Эй, лагерь свернуть — и в путь!

Нас трубы торопят,

Нас ливни топят…

Только трупы надежно укрыты — и камни на них, и кусты…

Грохочет оркестр, чтоб унынье в душах у нас побороть,

Бормочет священник, вроде о том, чтоб нас пожалел господь,

О боже! За что нам такое, ведь мы пред тобою чисты.


В августе хворь эта к нам пришла и с тех пор висит на хвосте,

Мы шагали бессонно, нас грузили в вагоны, но она настигала везде,

Она же умеет в любой эшелон забраться на полпути…

И знает полковник, что завтра опять не хватит в строю десяти.


О бабах и думать тошно, на выпивку наплевать,

И порох подмок, остается одно — только маршировать,

А вслед по ночам завывают шакалы: "Вам всё одно не дойти,

Спешите, засранцы, не то к утру не станет еще десяти!"


Порядочки, что теперь у нас, насмешили бы и обезьян:

Лейтенант принимает роту, полком командует капитан,

Рядовой командует взводом… Да, по службе легко расти,

Если служишь там, где вакансий ежедневно до десяти.


Иссох, поседел полковник, он мечется день и ночь

Среди госпитальных коек, меж тех, кому не помочь.

На свои покупает продукты, не боится карман растрясти,

Только проку пока никакого, что ни день — то нет десяти.

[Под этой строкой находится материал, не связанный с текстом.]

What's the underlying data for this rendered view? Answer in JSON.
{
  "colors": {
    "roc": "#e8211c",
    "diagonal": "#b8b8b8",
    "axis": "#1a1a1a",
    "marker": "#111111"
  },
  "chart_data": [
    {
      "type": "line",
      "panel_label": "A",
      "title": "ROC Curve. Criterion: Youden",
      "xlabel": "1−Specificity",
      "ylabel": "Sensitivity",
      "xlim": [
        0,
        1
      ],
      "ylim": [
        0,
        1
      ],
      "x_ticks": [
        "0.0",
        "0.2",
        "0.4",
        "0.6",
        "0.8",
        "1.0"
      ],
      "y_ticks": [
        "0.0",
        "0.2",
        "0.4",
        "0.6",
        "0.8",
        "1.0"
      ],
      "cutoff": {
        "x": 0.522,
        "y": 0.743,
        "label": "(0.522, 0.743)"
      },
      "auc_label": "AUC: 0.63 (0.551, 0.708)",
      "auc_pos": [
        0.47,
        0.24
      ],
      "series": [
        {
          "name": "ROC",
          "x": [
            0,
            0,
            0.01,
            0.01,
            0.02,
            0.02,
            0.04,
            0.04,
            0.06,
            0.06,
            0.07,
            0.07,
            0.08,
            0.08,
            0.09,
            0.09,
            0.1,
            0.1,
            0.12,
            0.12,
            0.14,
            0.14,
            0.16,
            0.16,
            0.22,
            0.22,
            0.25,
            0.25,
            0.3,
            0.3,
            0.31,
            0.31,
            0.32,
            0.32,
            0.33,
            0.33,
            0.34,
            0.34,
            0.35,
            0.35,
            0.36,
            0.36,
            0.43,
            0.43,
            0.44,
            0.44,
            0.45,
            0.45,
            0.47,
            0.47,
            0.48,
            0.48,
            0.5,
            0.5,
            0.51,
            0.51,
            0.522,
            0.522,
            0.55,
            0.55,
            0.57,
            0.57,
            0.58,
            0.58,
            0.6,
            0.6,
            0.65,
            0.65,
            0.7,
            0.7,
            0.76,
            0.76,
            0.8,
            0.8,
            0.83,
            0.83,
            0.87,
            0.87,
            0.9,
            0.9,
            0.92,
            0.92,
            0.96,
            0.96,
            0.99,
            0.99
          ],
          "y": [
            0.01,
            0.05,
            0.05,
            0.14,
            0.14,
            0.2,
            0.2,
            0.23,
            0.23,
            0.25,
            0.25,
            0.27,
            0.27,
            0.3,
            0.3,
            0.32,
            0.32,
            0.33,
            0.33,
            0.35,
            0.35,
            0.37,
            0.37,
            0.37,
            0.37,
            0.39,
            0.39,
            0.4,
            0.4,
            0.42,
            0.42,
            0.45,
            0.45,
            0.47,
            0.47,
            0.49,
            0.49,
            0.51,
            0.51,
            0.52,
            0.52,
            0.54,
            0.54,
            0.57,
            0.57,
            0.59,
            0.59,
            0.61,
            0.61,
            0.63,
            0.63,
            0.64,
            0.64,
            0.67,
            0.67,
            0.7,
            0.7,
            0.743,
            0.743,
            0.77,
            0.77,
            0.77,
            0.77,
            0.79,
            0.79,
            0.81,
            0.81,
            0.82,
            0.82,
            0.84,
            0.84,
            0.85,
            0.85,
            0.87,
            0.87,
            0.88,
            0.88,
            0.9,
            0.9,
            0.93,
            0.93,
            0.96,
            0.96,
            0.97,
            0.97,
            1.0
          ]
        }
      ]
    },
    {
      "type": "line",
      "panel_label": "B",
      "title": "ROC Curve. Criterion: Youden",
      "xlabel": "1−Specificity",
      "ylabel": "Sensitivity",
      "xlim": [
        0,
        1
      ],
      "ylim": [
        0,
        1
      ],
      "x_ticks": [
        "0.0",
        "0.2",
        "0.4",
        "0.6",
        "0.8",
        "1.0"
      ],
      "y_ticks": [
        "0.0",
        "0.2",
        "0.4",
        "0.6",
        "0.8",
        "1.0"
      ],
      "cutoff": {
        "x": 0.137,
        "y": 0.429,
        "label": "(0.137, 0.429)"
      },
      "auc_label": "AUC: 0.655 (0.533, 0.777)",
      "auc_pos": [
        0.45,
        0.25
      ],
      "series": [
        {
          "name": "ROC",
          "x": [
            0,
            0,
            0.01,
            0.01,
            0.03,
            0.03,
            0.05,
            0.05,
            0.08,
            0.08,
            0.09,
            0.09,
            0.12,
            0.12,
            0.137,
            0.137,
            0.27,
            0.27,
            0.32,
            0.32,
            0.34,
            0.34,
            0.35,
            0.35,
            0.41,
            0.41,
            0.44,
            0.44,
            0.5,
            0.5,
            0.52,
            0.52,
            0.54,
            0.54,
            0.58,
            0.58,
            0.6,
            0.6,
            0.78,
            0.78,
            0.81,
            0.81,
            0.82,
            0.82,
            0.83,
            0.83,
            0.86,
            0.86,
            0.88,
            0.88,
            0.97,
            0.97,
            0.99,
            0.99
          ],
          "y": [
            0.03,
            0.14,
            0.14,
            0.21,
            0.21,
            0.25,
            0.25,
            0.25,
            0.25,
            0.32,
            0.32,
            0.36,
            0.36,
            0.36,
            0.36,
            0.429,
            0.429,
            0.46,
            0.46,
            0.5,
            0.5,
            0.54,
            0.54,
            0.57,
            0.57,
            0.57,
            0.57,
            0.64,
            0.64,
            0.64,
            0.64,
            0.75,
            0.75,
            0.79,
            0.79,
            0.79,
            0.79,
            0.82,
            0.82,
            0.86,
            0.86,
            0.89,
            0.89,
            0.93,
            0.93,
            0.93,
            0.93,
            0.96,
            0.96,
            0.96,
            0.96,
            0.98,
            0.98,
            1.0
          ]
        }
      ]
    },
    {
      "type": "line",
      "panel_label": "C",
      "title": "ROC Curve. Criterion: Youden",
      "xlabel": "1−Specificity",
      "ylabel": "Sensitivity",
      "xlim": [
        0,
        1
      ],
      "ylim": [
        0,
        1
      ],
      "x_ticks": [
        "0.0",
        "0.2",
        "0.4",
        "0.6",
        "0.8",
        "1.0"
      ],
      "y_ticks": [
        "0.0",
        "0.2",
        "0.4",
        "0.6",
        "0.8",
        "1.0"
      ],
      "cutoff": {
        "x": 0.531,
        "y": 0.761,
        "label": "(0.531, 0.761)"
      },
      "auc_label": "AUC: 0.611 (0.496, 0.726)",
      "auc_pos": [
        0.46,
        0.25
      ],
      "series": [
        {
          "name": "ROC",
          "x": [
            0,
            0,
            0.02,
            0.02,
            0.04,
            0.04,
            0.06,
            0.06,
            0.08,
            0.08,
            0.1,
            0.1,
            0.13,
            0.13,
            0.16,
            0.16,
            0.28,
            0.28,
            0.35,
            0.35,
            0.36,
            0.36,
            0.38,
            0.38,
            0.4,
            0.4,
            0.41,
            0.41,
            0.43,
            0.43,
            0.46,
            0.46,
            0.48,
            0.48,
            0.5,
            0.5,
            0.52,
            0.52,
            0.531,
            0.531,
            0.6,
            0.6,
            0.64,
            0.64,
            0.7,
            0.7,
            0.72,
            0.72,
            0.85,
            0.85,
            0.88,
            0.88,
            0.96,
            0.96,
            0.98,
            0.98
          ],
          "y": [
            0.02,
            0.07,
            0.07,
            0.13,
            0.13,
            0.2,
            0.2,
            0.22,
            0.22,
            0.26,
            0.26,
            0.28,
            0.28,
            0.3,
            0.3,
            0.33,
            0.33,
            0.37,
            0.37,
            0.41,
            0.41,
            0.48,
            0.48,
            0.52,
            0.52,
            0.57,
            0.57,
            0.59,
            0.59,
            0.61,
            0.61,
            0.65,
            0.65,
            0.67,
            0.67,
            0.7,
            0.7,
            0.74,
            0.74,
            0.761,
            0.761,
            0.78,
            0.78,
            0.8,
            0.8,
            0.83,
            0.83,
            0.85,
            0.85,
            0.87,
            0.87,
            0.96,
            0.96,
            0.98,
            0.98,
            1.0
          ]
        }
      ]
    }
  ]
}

Пастор в черном бренчит на банджо, лезет с мулом прямо в ряды,

Слыша песни его и шутки, надрывают все животы,

Чтоб развлечь нас, он даже пляшет: "Ти-ра-ри-ра, ра-ри-ра-ти!"

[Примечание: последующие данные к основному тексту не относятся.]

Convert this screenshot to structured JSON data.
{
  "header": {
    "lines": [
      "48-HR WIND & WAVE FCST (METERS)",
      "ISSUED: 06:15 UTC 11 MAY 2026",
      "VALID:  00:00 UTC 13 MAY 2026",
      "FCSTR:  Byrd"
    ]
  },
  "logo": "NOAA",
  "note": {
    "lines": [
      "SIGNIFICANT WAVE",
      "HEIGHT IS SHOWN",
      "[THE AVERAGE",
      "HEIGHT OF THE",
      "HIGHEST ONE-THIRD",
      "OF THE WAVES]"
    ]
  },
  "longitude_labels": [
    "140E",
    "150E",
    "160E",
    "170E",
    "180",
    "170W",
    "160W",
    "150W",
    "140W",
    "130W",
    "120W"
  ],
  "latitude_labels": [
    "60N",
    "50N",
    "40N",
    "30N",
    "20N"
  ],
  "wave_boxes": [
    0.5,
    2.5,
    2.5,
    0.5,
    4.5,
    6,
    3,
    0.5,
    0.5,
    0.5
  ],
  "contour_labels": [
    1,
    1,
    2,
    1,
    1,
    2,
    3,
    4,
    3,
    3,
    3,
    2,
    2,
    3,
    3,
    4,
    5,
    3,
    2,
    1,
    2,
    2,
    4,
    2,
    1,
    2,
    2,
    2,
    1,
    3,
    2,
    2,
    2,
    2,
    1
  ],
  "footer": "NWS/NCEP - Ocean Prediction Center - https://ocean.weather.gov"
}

Он достойный отец для нас, кто мрёт ежедневно по десяти.


А католиков ублажает рыжекудрый отец Виктор,

Он поет ирландские песни, ржет взахлеб и городит вздор…

Эти двое в одной упряжке, им бы только воз довезти…

Так и катится колесница — сутки прочь, и нет десяти.


Холера в лагере нашем, горяча она и сладка,

Дома лучше кормили, но, как за столом не доесть куска?

И сегодня мы все бесстрашны, ведь страхом нас не спасти,

Маршируем мы и теряем на день в среднем по десяти.


Эй! Лагерь свернуть — и в путь! Нас трубы торопят,

Нас ливни топят…

Только трупы надежно укрыты, и камни на них, и кусты…

И те, кто с собою не справятся, могут заткнуться,

А те, кому сдохнуть не нравится, могут живыми вернуться.

Ведь когда-нибудь все равно мы все ляжем, и я, и ты,

Так почему б не сегодня без споров и суеты.?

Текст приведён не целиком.